According to new data released Tuesday by the U.S. Commerce Department’s Office of Textiles & Apparel (OTEXA), U.S. apparel imports from China were down 31 percent in November to a value of $1.38 billion compared to $2 billion a year earlier. This followed a 35 percent plunge in October to a value of $2.03 billion from $3.12 billion the prior year.
In volume, apparel imports from China fell 20 percent to 678.62 million square meter equivalents (SME) from 852.15 billion SME in November 2018, according to OTEXA. It followed a 30 percent volume declined the prior month.
This contributed to the trade deficit with China decreasing $2.2 billion to $25.6 billion in November. Exports increased $1.4 billion to $8.9 billion and imports decreased $0.8 billion to $34.5 billion, according to the U.S. Census Bureau and the Bureau of Economic Analysis.
The U.S. trade deficit was $43.1 billion in November, down $3.9 billion from $46.9 billion in October, the bureaus also reported.

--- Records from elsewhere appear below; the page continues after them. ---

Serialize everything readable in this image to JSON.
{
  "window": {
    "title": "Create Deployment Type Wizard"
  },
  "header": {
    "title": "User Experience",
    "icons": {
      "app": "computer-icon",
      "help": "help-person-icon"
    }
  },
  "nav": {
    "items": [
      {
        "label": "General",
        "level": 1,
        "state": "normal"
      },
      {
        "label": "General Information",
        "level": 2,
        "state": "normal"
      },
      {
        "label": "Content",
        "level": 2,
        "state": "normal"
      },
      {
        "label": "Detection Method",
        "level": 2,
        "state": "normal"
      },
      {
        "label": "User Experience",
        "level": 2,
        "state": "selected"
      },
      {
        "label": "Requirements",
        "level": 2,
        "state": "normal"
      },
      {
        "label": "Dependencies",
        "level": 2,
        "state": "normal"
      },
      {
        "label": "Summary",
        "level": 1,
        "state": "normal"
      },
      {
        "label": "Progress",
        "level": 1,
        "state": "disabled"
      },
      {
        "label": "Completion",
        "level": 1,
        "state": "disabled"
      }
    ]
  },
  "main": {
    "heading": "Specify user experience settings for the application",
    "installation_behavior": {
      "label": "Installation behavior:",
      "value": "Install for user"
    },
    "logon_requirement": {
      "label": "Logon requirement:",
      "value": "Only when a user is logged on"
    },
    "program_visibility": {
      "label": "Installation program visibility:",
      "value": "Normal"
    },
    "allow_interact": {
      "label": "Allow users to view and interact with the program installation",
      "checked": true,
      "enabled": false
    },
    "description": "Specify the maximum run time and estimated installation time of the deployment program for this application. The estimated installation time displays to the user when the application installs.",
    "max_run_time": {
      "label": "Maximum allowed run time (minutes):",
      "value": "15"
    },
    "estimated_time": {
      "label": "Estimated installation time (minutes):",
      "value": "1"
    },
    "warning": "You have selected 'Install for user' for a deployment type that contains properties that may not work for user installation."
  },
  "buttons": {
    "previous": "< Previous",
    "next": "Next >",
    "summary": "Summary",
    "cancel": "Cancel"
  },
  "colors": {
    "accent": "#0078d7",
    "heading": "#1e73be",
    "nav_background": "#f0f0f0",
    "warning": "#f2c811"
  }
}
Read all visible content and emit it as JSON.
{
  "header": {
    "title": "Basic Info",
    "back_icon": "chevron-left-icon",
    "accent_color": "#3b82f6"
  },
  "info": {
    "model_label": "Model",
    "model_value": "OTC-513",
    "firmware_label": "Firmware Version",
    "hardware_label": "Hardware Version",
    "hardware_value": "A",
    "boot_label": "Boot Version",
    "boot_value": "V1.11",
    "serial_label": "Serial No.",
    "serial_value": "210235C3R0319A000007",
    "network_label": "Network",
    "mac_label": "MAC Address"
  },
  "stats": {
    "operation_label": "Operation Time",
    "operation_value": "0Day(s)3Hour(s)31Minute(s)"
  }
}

The decrease reflected a decline in the goods deficit of $3.9 billion to $63.9 billion and a decrease in the services surplus of less than $100 million to $20.8 billion.
While the erosion of apparel sourcing from China by U.S. brands and retailers has been ongoing throughout the tariff-driven U.S.-China trade war, the dramatic drop-offs in the past few months were driven in part by companies bringing goods in before the Sept. 1 imposition of 15 percent tariffs on Chinese imports.
“People tried to lock on and get their product in early this year,” Julia Hughes, president of the U.S. Fashion Industry Association, said.
The year-to-date figures are likely more indicative of the shifts in sourcing caused by the threat of increased prices and political strife, and the imperative to reduce risk even as many firms still prefer Chinese production quality to most competitors.
U.S. apparel imports from China for the first 11 months of the year fell 7.59 percent to a value of $23.51 billion. This brought China’s import market share–still in the top slot–down 6.63 percent to 30.25 percent in value terms for the year through November.
Suppliers, largely Asian, are stealing away that market share, but Western Hemisphere makers also have gained as well. Apparel shipments from No. 2 Vietnam rose 10.37 percent year to date to $5.51 billion, but were down 12 percent to $281.94 million for the month compared to November 2018. Vietnam’s market share stood at 15.93 percent, a 10 percent gain for the year.
The move by importers to bring goods in early, as well as fears of holding too much inventory, led to a 9.4 percent decline in apparel imports from the world in November to $1.83 billion from a year earlier. Year-to-date apparel imports were up 0.3 percent from the same period in 2018 to $25.83 billion.
Among other top Asian suppliers, imports from Bangladesh increased 10.09 percent so far this year to $5.51 billion, as shipments from India rose 6.73 percent in the period to $3.81 billion, imports from Cambodia were up 11.41 percent to $2.49 billion and shipments from Pakistan gained 5.99 percent to $1.33 billion.
In the Top 10 Western Hemisphere suppliers, imports from Mexico fell 6.13 percent year to date to $2.92 billion and El Salvador’s shipments were down 2.74 percent to $1.7 billion, while imports from Honduras increased 9.52 percent to $2.56 billion. Overall shipments from the Western Hemisphere rose 1.28 percent to $13.2 billion in the period.
On a smaller scale, imports from Sub-Saharan Africa countries were up 16.66 percent in the first 11 months of the year to $1.33 billion. Key contributors included Kenya, Madagascar and Ethiopia.